Затем мистер Джонс-старший говорит:
— Пусть стенографистка запишет распоряжения относительно…
Оба мистера Джонса глядят друг другу в глаза и без слов понимают друг друга…
Затем мистер Джонс опускает голову и читает некоторые бумаги, заботливо положенные перед ним секретарем…
Мистер Джонс-младший выходит из кабинета, отправляется в комнату стенографистки и отдает распоряжение:
— Ко мне в кабинет: работа на полчаса…
Стенографистка, молодая двадцатилетняя мисс, белокурая, голубоглазая, в белой блузке с синим галстуком, слегка краснеет… Карандаш в ее руках дрожит…
В кабинете мистера Джонса-младшего запах трубочного табака, бумаги разбросаны на столе и креслах… Мистер Джонс-младший внимательно глядит на стенографистку и говорит:
— Вы напрасно волнуетесь, мисс Дженни…
Мисс Дженни молчит…
Мистер Джонс-младший говорит с убедительностью всех своих тридцати пяти лет, общественного положения, крепких мускулов игрока в хоккей и участника авиационных состязаний:
— На этот раз действительно срочная работа… А волноваться совершенно нечего… Совершенно нечего, мисс…
И, расхаживая по кабинету, он начинает диктант:
— Срочное предписание агенту Батума выяснить состояние нефтяных источников, состояние дорог в Грузии, Аджарии, Абхазии, политическую конъюнктуру в связи с происходящими на Востоке событиями.
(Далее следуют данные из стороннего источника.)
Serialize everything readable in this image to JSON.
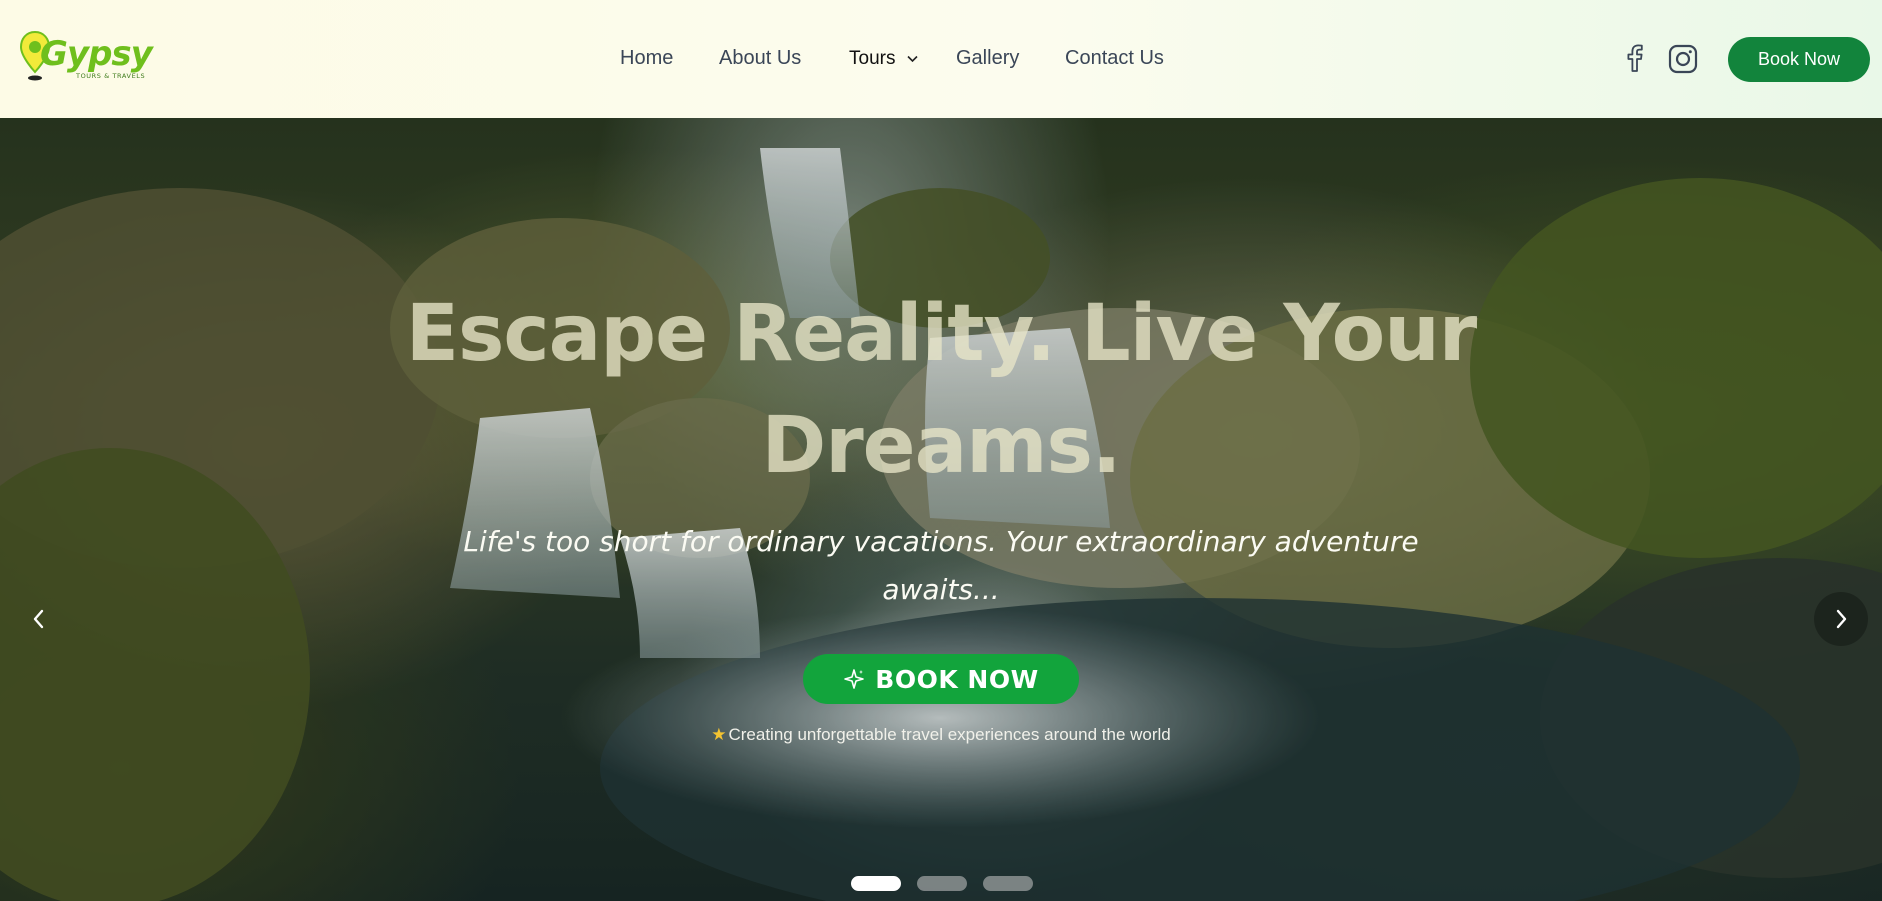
{
  "brand": {
    "name": "Gypsy",
    "tagline": "TOURS & TRAVELS"
  },
  "nav": {
    "items": [
      {
        "label": "Home"
      },
      {
        "label": "About Us"
      },
      {
        "label": "Tours"
      },
      {
        "label": "Gallery"
      },
      {
        "label": "Contact Us"
      }
    ]
  },
  "header": {
    "social": [
      "facebook-icon",
      "instagram-icon"
    ],
    "book_label": "Book Now"
  },
  "hero": {
    "title_line1": "Escape Reality. Live Your",
    "title_line2": "Dreams.",
    "subtitle_line1": "Life's too short for ordinary vacations. Your extraordinary adventure",
    "subtitle_line2": "awaits...",
    "cta_label": "BOOK NOW",
    "tagline": "Creating unforgettable travel experiences around the world",
    "slide_count": 3,
    "active_slide": 1
  },
  "colors": {
    "brand_green": "#12843c",
    "cta_green": "#12a43c",
    "logo_green": "#6fbf1d",
    "star_gold": "#f4c431"
  }
}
— Радио из Одессы сообщает…
Мистер Джонс приостанавливается и говорит:
— Не мешало бы, все-таки, прикрыть дверь в коридор…
Он идет к двери, дым из трубки стелется за ним струей, мисс Дженни низко наклоняется над бумагой…
* * *
Персидский ковер: сто двадцать пять человек повстанцев горного округа, павших за некорректное обращение с агентом фирмы «Джонс и сын» в Тегеране.
Пять зеркал, трельяж, мебель карельской березы: двадцать человек, умерших от переутомления на верфи в Кингстоуне…
Темно-сиреневый капот леди Эдит, тканный тускло-золотыми лотосами и крокодилами: сто человек индусов, осмелившихся поинтересоваться делами управления Индией.
Все остальное не превышает цены пятисот человеческих жизней, недорогая цена за подобранную со вкусом обстановку леди Эдит, дочери известного политического деятеля, одного из лидеров партии консерваторов, имеющего огромное влияние в Британии и колониях лорда — Арчибальда Холл стена.
Леди Эдит распахнула темно-лиловый капот, еще раз высунула перед зеркалом язык, внимательно посмотрела на свежий и яркий цвет лица, бегло отметила небольшую родинку на правой щеке и обернулась к горничной:
— Мэри, все готово?
Горничная Мэри: из семьи докеров в Поил ере, двадцать три, года белый передник, темные жизнерадостные глаза; первоклассная дрессировка: остальным не интересовались в доме лорда Холлстена.
Мэри подошла ближе, в руках у нее платье леди Эдит, тускло-фиолетового цвета: леди не любит ярких цветов.
Леди Эдит говорит звонким сопрано:
— Мэри, я поеду кататься, погода хорошая. Вызовите автомобиль.
Мэри неслышно уходит, ступая по персидскому ковру. Машина уже стоит у подъезда. Четырехместный открытый «Стейвер», шофер-ирландец, рыжий, как сеттер…
Леди Эдит быстро выходит в автомобильном широком пальто, в маленькой шапочке на белокурых волосах… Она становится на ступеньку машины и спрашивает звонко:
— Куда мы поедем, Мак?
— Куда леди прикажет? Погода хорошая, можно по дороге в Кингстон-Хилл…
Но леди Эдит любит езду по самым оживленным улицам Лондона, ей нравится лететь между трамваями и омнибусами, нырять в переулки, вылетать на площади, пугать медной сиреной почтенных мистрис, переходящих улицу, и привлекать, подразнивая, внимание степенных «бобби», полисменов его королевского величества…
Леди Эдит кивает головой в маленькой шапочке:
— Бонд-стрит…
Шофер отвечает:
— Слушаю, миледи…
Внезапно леди раздумывает ехать на заднем пассажирском месте: она садится рядом с шофером, приводя в ужас швейцара своей экстравагантностью…
«Стейвер № 456987» летит по улицам, угрожая медной сиреной.
Слегка покачиваясь, летят рядом два лица: огненно-рыжее лицо ирландца-шофера с нависшими над козырьком фуражки очками и избалованное, насмешливое, выхоленное лицо белокурой леди Эдит с зеленоватыми блестящими глазами….
* * *
Несколько иная широта и долгота, город Одесса, Дерибасовская улица, угол Екатерининской… На углу греческий солдат, с винтовкой через плечо… Несколько поодаль от него темнокожий сикх, поставлен для охраны уличного движения оккупационными войсками города Одессы… На рейде стоят два крейсера, несколько миноносцев под французскими, английскими и греческими флагами.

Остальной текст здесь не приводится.